H&M 比赛记录5：交易日期越近越冷门，则更推荐[LB:0.02226]

博主： admin
发布时间：2022 年 04 月 01 日
1766次浏览
暂无评论
3745字数
分类：深度学习实战

逻辑

如果一个客户购买的某个商品的订单越接近，而且这个订单越不是热门，则更有可能是他很喜欢这个订商品。根据以下两个方面来计算一个商品被客户喜欢的程度

过往订单在多久之前
这个商品是否很热门

这个喜欢程度是一个值，之后把全部该客户购买该商品的订单都加到一起。

代码

导入库

import numpy as np
import pandas as pd

from math import sqrt
from pathlib import Path
from tqdm import tqdm
tqdm.pandas()

导入数据集

N = 12

df  = cudf.read_csv('../input/h-and-m-personalized-fashion-recommendations/transactions_train.csv',
                            usecols= ['t_dat', 'customer_id', 'article_id'], 
                            dtype={'article_id': 'int32', 't_dat': 'string', 'customer_id': 'string'})
df ['customer_id'] = df ['customer_id'].str[-16:].str.hex_to_int().astype('int64')

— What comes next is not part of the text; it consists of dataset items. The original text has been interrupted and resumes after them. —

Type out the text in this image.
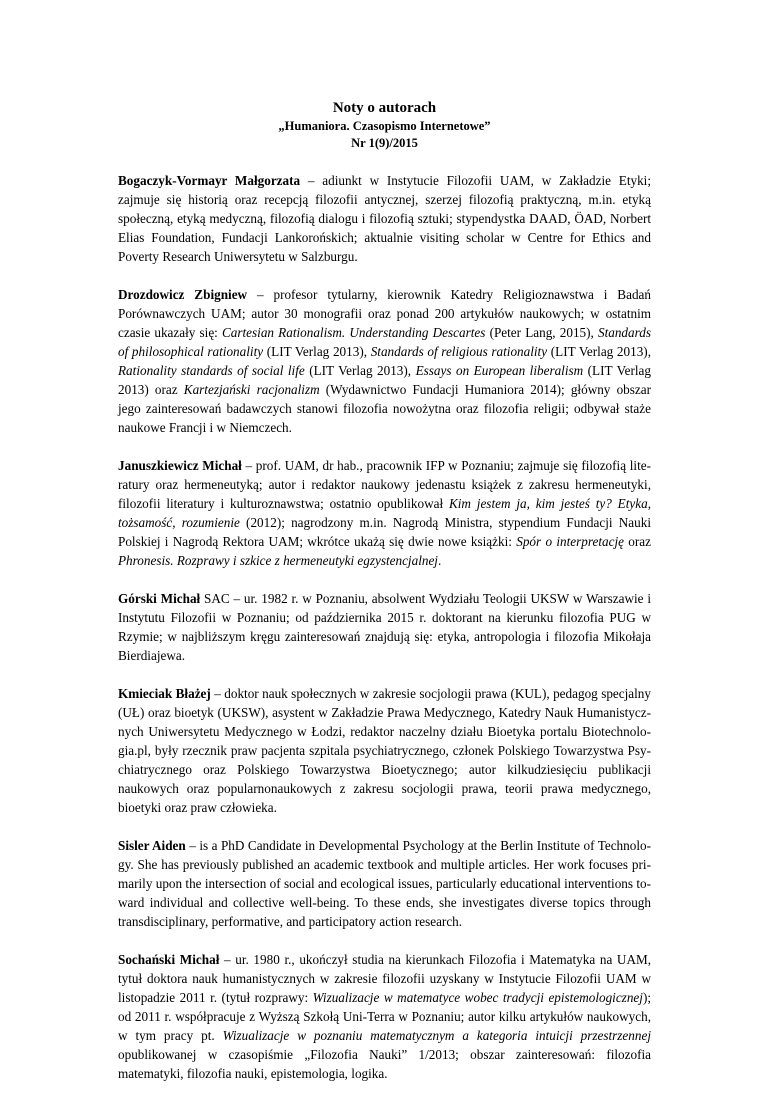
Noty o autorach
„Humaniora. Czasopismo Internetowe”
Nr 1(9)/2015

Bogaczyk-Vormayr Małgorzata – adiunkt w Instytucie Filozofii UAM, w Zakładzie Etyki; zajmuje się historią oraz recepcją filozofii antycznej, szerzej filozofią praktyczną, m.in. etyką społeczną, etyką medyczną, filozofią dialogu i filozofią sztuki; stypendystka DAAD, ÖAD, Norbert Elias Foundation, Fundacji Lankorońskich; aktualnie visiting scholar w Centre for Ethics and Poverty Research Uniwersytetu w Salzburgu.

Drozdowicz Zbigniew – profesor tytularny, kierownik Katedry Religioznawstwa i Badań Porównawczych UAM; autor 30 monografii oraz ponad 200 artykułów naukowych; w ostatnim czasie ukazały się: Cartesian Rationalism. Understanding Descartes (Peter Lang, 2015), Standards of philosophical rationality (LIT Verlag 2013), Standards of religious rationality (LIT Verlag 2013), Rationality standards of social life (LIT Verlag 2013), Essays on European liberalism (LIT Verlag 2013) oraz Kartezjański racjonalizm (Wydawnictwo Fundacji Humaniora 2014); główny obszar jego zainteresowań badawczych stanowi filozofia nowożytna oraz filozofia religii; odbywał staże naukowe Francji i w Niemczech.

Januszkiewicz Michał – prof. UAM, dr hab., pracownik IFP w Poznaniu; zajmuje się filozofią literatury oraz hermeneutyką; autor i redaktor naukowy jedenastu książek z zakresu hermeneutyki, filozofii literatury i kulturoznawstwa; ostatnio opublikował Kim jestem ja, kim jesteś ty? Etyka, tożsamość, rozumienie (2012); nagrodzony m.in. Nagrodą Ministra, stypendium Fundacji Nauki Polskiej i Nagrodą Rektora UAM; wkrótce ukażą się dwie nowe książki: Spór o interpretację oraz Phronesis. Rozprawy i szkice z hermeneutyki egzystencjalnej.

Górski Michał SAC – ur. 1982 r. w Poznaniu, absolwent Wydziału Teologii UKSW w Warszawie i Instytutu Filozofii w Poznaniu; od października 2015 r. doktorant na kierunku filozofia PUG w Rzymie; w najbliższym kręgu zainteresowań znajdują się: etyka, antropologia i filozofia Mikołaja Bierdiajewa.

Kmieciak Błażej – doktor nauk społecznych w zakresie socjologii prawa (KUL), pedagog specjalny (UŁ) oraz bioetyk (UKSW), asystent w Zakładzie Prawa Medycznego, Katedry Nauk Humanistycznych Uniwersytetu Medycznego w Łodzi, redaktor naczelny działu Bioetyka portalu Biotechnologia.pl, były rzecznik praw pacjenta szpitala psychiatrycznego, członek Polskiego Towarzystwa Psychiatrycznego oraz Polskiego Towarzystwa Bioetycznego; autor kilkudziesięciu publikacji naukowych oraz popularnonaukowych z zakresu socjologii prawa, teorii prawa medycznego, bioetyki oraz praw człowieka.

Sisler Aiden – is a PhD Candidate in Developmental Psychology at the Berlin Institute of Technology. She has previously published an academic textbook and multiple articles. Her work focuses primarily upon the intersection of social and ecological issues, particularly educational interventions toward individual and collective well-being. To these ends, she investigates diverse topics through transdisciplinary, performative, and participatory action research.

Sochański Michał – ur. 1980 r., ukończył studia na kierunkach Filozofia i Matematyka na UAM, tytuł doktora nauk humanistycznych w zakresie filozofii uzyskany w Instytucie Filozofii UAM w listopadzie 2011 r. (tytuł rozprawy: Wizualizacje w matematyce wobec tradycji epistemologicznej); od 2011 r. współpracuje z Wyższą Szkołą Uni-Terra w Poznaniu; autor kilku artykułów naukowych, w tym pracy pt. Wizualizacje w poznaniu matematycznym a kategoria intuicji przestrzennej opublikowanej w czasopiśmie „Filozofia Nauki” 1/2013; obszar zainteresowań: filozofia matematyki, filozofia nauki, epistemologia, logika.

df['t_dat'] = cudf.to_datetime(df['t_dat'])
last_ts = df['t_dat'].max()

ldbw是下一个距离t_data最近的周三所在的周一。

%%time
# cudf转换为pandas
tmp = df[['t_dat']].copy().to_pandas()
# 一周的第几天
tmp['dow'] = tmp['t_dat'].dt.dayofweek

# 当前日期-dow，变为当前周的第1天
tmp['ldbw'] = tmp['t_dat'] - pd.TimedeltaIndex(tmp['dow'] - 1, unit='D')

# 如果是周三-周日，ldbw会加上7天（当成下一周）
tmp.loc[tmp['dow'] >=2 , 'ldbw'] = tmp.loc[tmp['dow'] >=2 , 'ldbw'] + pd.TimedeltaIndex(np.ones(len(tmp.loc[tmp['dow'] >=2])) * 7, unit='D')

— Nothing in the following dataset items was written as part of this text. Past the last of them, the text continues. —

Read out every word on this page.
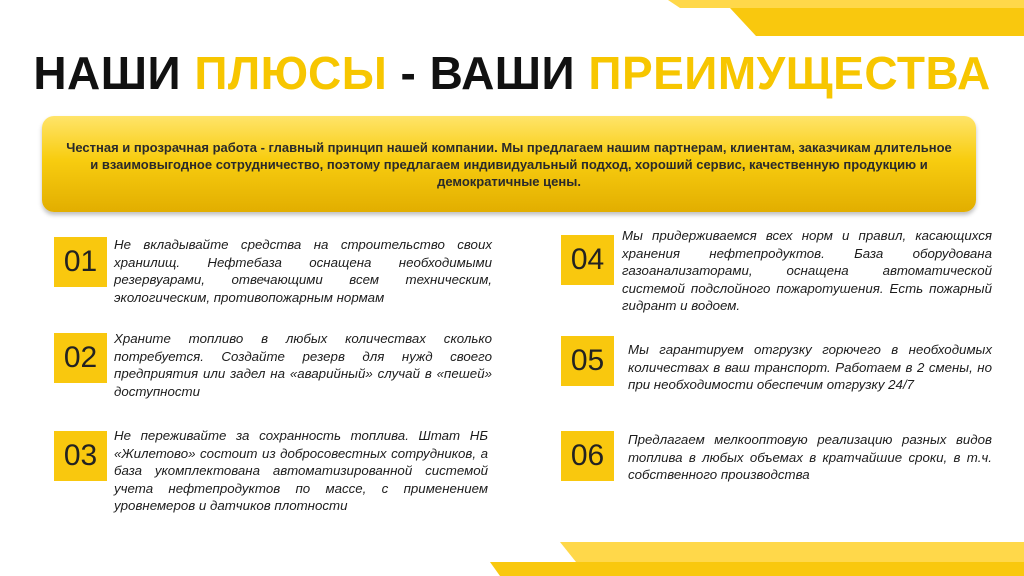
НАШИ ПЛЮСЫ - ВАШИ ПРЕИМУЩЕСТВА

Честная и прозрачная работа - главный принцип нашей компании. Мы предлагаем нашим партнерам, клиентам, заказчикам длительное и взаимовыгодное сотрудничество, поэтому предлагаем индивидуальный подход, хороший сервис, качественную продукцию и демократичные цены.

01

Не вкладывайте средства на строительство своих хранилищ. Нефтебаза оснащена необходимыми резервуарами, отвечающими всем техническим, экологическим, противопожарным нормам

02

Храните топливо в любых количествах сколько потребуется. Создайте резерв для нужд своего предприятия или задел на «аварийный» случай в «пешей» доступности

03

Не переживайте за сохранность топлива. Штат НБ «Жилетово» состоит из добросовестных сотрудников, а база укомплектована автоматизированной системой учета нефтепродуктов по массе, с применением уровнемеров и датчиков плотности

04

Мы придерживаемся всех норм и правил, касающихся хранения нефтепродуктов. База оборудована газоанализаторами, оснащена автоматической системой подслойного пожаротушения. Есть пожарный гидрант и водоем.

05	Мы гарантируем отгрузку горючего в необходимых количествах в ваш транспорт. Работаем в 2 смены, но при необходимости обеспечим отгрузку 24/7

06	Предлагаем мелкооптовую реализацию разных видов топлива в любых объемах в кратчайшие сроки, в т.ч. собственного производства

df['ldbw'] = tmp['ldbw'].values

weekly_sales是计算每个article每周的销量，加到df中

# 根据周来count
weekly_sales = df.drop('customer_id', axis=1).groupby(['ldbw', 'article_id']).count().reset_index()
weekly_sales = weekly_sales.rename(columns={'t_dat': 'count'})

df = df.merge(weekly_sales, on=['ldbw', 'article_id'], how = 'left')

假设目标周的销量count_target和上周的销量相同

因为我们把ldbw设为下一周，因此我们做join的时候相当于会把每个article的销量和上一周的销量join起来

weekly_sales = weekly_sales.reset_index().set_index('article_id')

df = df.merge(
    weekly_sales.loc[weekly_sales['ldbw']==last_ts, ['count']],
    on='article_id', suffixes=("", "_targ"))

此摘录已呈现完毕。